The Shoat Statements

Random musings by the multiple voices inside my head.

So, for some bizarre reason, I found myself seated in one of the first rows, at the Ford Models’ Super Model of the World, Sri Lanka contest. True to my nature, I successfully embarrassed the friend I accompanied there by reading a magazine during parts of the show. It wasn’t that boring, but I don’t have an appetite to watch scrawny semi-naked women primp & preen. If you’re wondering why I went, it was for the free food. Really.

So, let me make a list of all what caught my eye:

The red bra. One of the models thought it would be really cool to wear a bright red (or pink) bra under a white t-shirt under blazing lights and strut up and down the ramp. Do they think it’s really clever fashion sense, or is it merely to titillate the guys? Personally, I think it looks trampish, but you can never account for the tastes of some…Note to self: ask a guy and doublecheck.

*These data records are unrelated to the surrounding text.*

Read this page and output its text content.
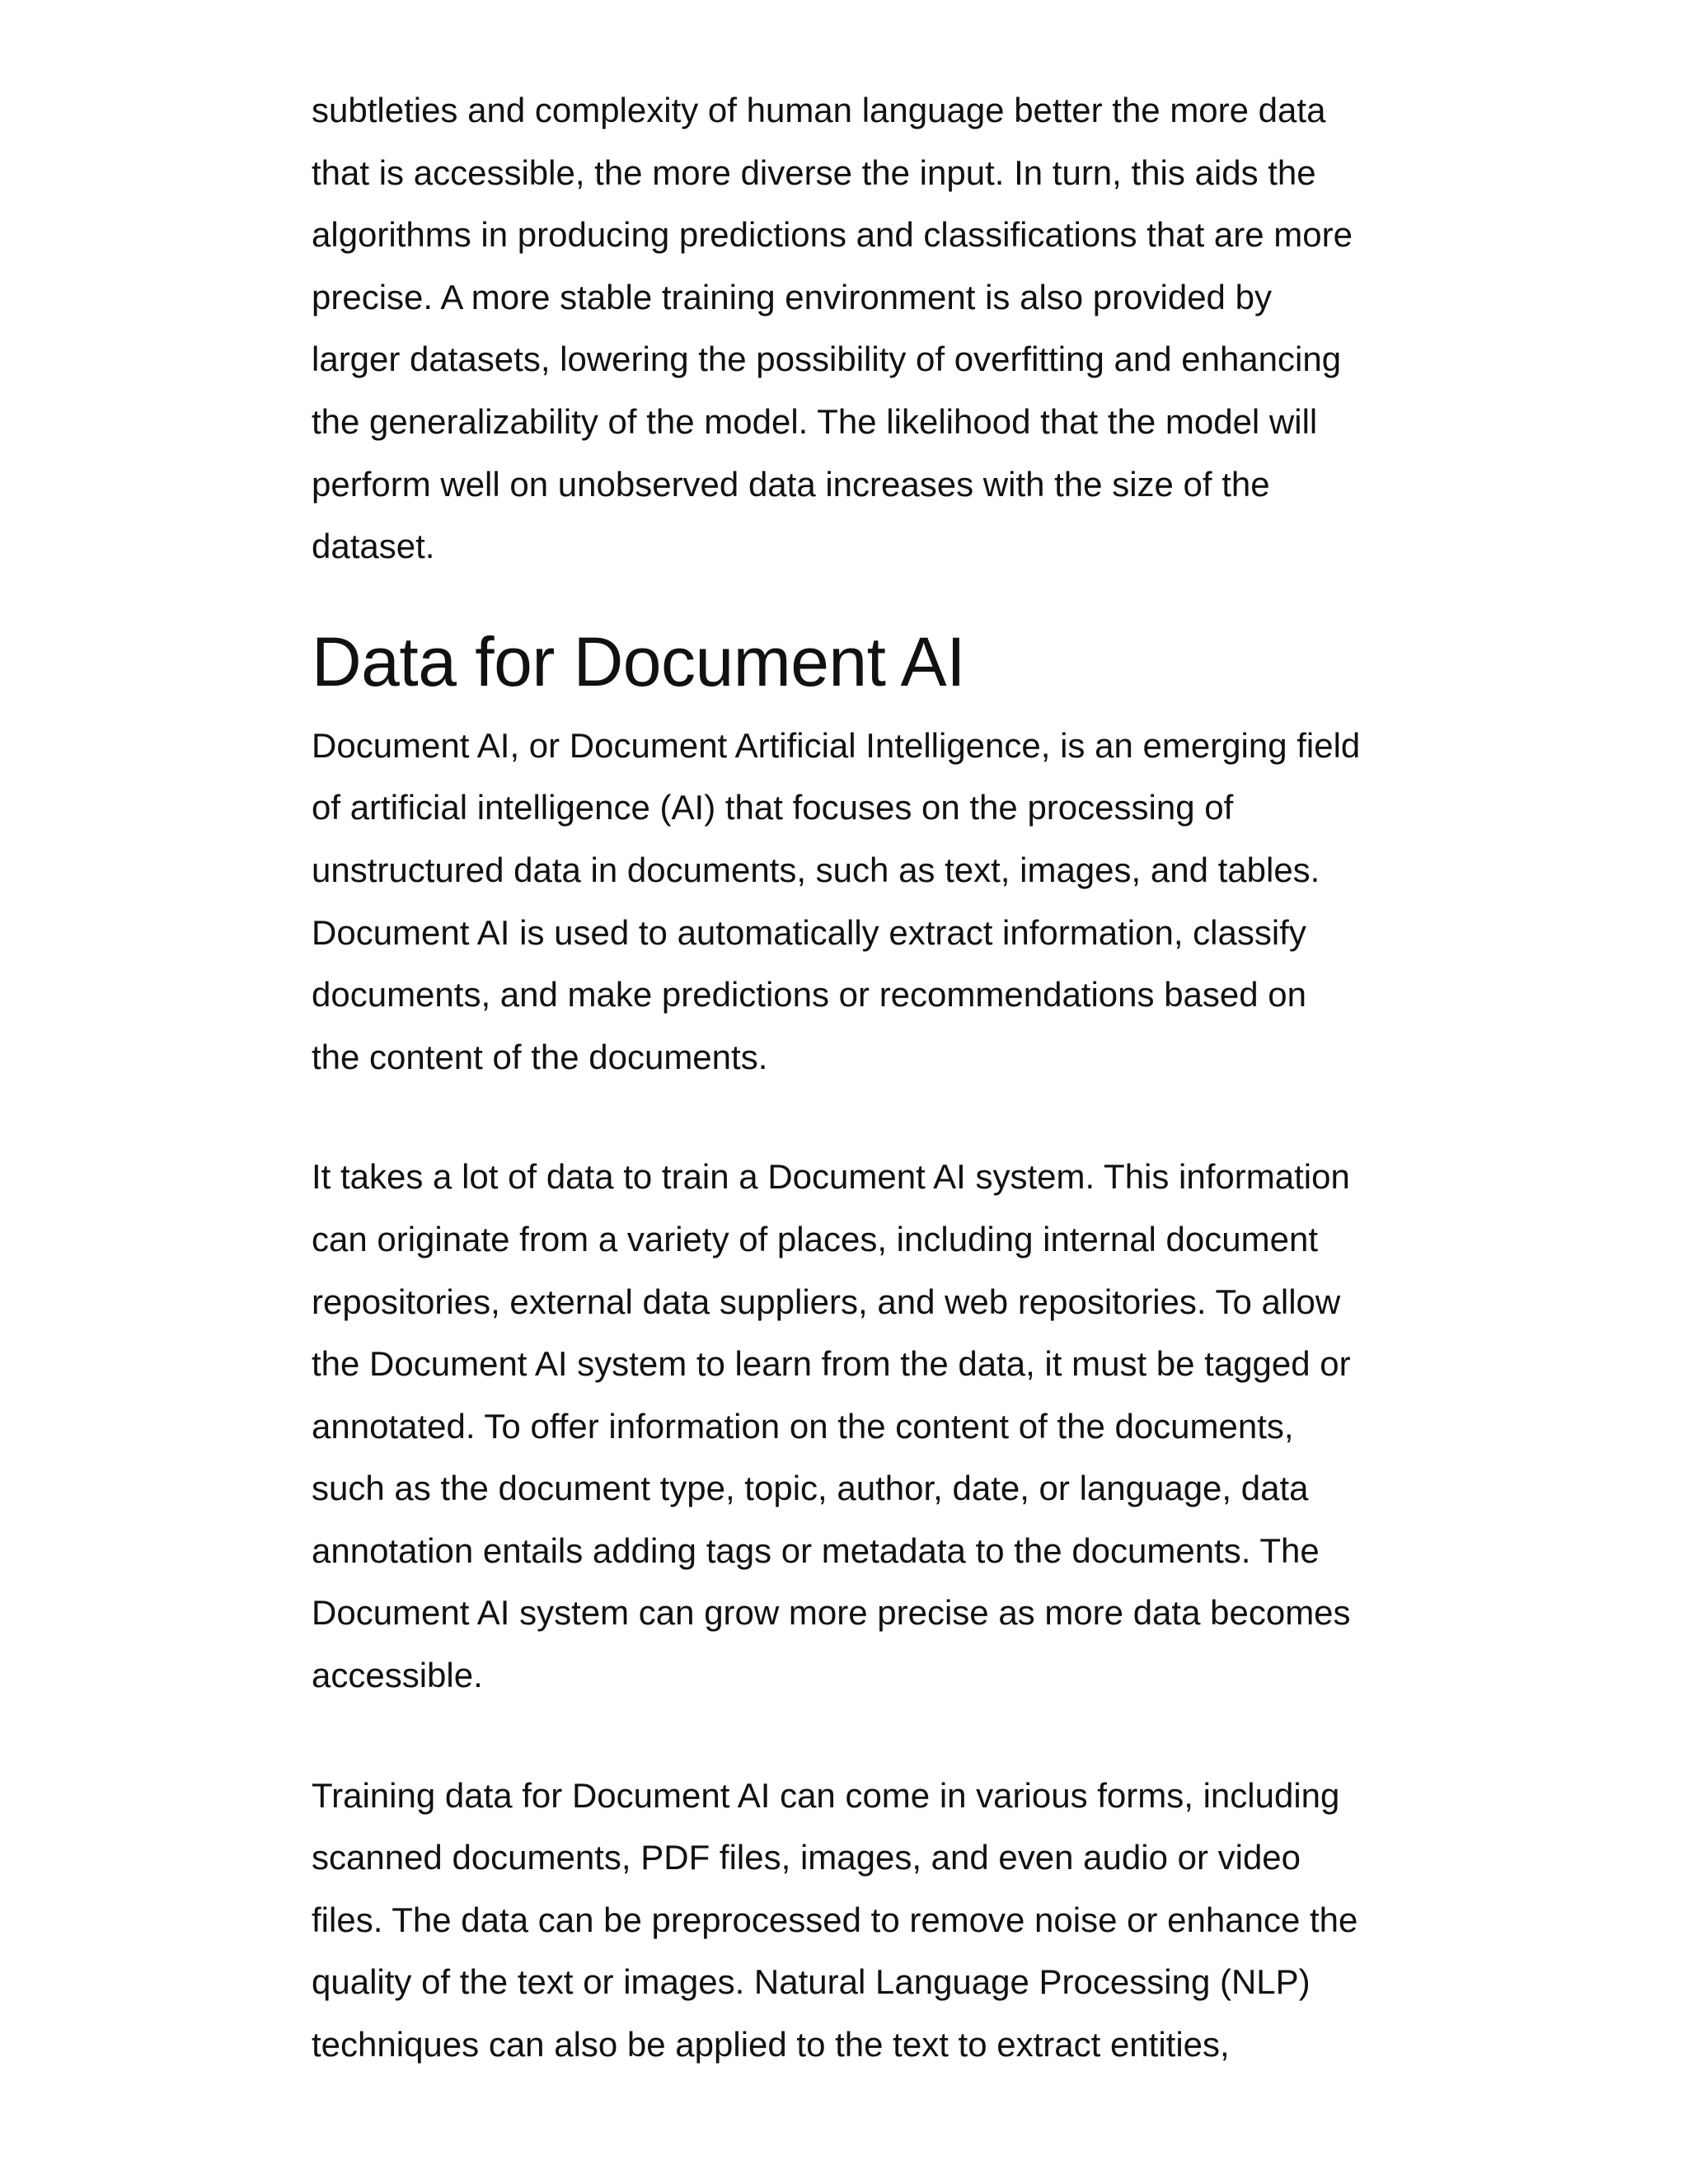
subtleties and complexity of human language better the more data
that is accessible, the more diverse the input. In turn, this aids the
algorithms in producing predictions and classifications that are more
precise. A more stable training environment is also provided by
larger datasets, lowering the possibility of overfitting and enhancing
the generalizability of the model. The likelihood that the model will
perform well on unobserved data increases with the size of the
dataset.

Data for Document AI

Document AI, or Document Artificial Intelligence, is an emerging field
of artificial intelligence (AI) that focuses on the processing of
unstructured data in documents, such as text, images, and tables.
Document AI is used to automatically extract information, classify
documents, and make predictions or recommendations based on
the content of the documents.

It takes a lot of data to train a Document AI system. This information
can originate from a variety of places, including internal document
repositories, external data suppliers, and web repositories. To allow
the Document AI system to learn from the data, it must be tagged or
annotated. To offer information on the content of the documents,
such as the document type, topic, author, date, or language, data
annotation entails adding tags or metadata to the documents. The
Document AI system can grow more precise as more data becomes
accessible.

Training data for Document AI can come in various forms, including
scanned documents, PDF files, images, and even audio or video
files. The data can be preprocessed to remove noise or enhance the
quality of the text or images. Natural Language Processing (NLP)
techniques can also be applied to the text to extract entities,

More colour faux pas. We had peaches n’ cream complexion, bright red dress, bright lights - and white thong. It looked just plain silly, if you ask me. Can you picture? Strutting up & down, for a good ten minutes or so, front-back, front-back….I really hope that at least guys found such gaffes attractive, because such idiocies (from models, that too) needs some kind of excuse.

Babydolls. For the fashion uninitiated, that’s a kind of lingerie that has made its way to party wear. Of course, it resembles something like what these Hollywoodites are wearing when used as party wear.
What our local lasses decided to wear were similar to the black sample displayed here (note length). They may as well have worn swimwear or lingerie, for all the skin they exposed. The saddest bit was since we were seated several feet below them, we got an unnecessarily good view up their dresses. I kid you not. Of course, the view mainly consisted of out-of-shape butts. It was just too silly. Lucky me, I had my magazine.

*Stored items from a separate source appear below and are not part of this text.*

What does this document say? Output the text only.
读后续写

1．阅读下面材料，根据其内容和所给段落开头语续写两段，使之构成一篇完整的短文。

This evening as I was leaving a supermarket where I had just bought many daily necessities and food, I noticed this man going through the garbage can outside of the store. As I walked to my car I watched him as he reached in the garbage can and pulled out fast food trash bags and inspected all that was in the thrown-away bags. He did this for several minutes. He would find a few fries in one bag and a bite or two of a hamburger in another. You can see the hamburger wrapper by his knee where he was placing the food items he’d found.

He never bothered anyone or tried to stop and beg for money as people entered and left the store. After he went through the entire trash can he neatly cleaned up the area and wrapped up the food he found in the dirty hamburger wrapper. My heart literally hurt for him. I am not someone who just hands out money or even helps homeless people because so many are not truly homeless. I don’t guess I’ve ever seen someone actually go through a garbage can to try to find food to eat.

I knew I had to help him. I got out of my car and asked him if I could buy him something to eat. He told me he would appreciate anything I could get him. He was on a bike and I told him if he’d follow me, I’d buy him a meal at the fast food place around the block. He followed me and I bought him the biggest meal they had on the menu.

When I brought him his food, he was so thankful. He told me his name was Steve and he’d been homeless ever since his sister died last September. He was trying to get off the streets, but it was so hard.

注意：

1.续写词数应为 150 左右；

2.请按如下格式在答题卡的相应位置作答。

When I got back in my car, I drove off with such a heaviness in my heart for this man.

Closely related to the baby dolls were the shapely legs that desperately needed make up. Scars, spots, blotches, were all visible, ass to ankle. I’m genuinely surprised that nobody looked into this.
The show started with saris, but for some reason I’m putting it last (is it that my memory is failing me?). Who was in charge of the dressing? I’m no expert, but even I could’ve draped a better sari. Some girls were wearing saris that barely had three pleats – and believe me, they were not attempting fusion.

And before I forget, the models were SCRAWNY. The winner was just about passable. Surfboard chest, surfboard stomach...they looked like 15 year old boys. Ok, so some of them weren't exactly flat, but without the push-up bras, they'd have been lost. Maybe I've lost the plot somewhere, but we don't need to advertise malnourishment in such an obvious manner. That aside, I feel sorry for men who find such waifs attractive.

Yup, I think I covered it all (no pun intended).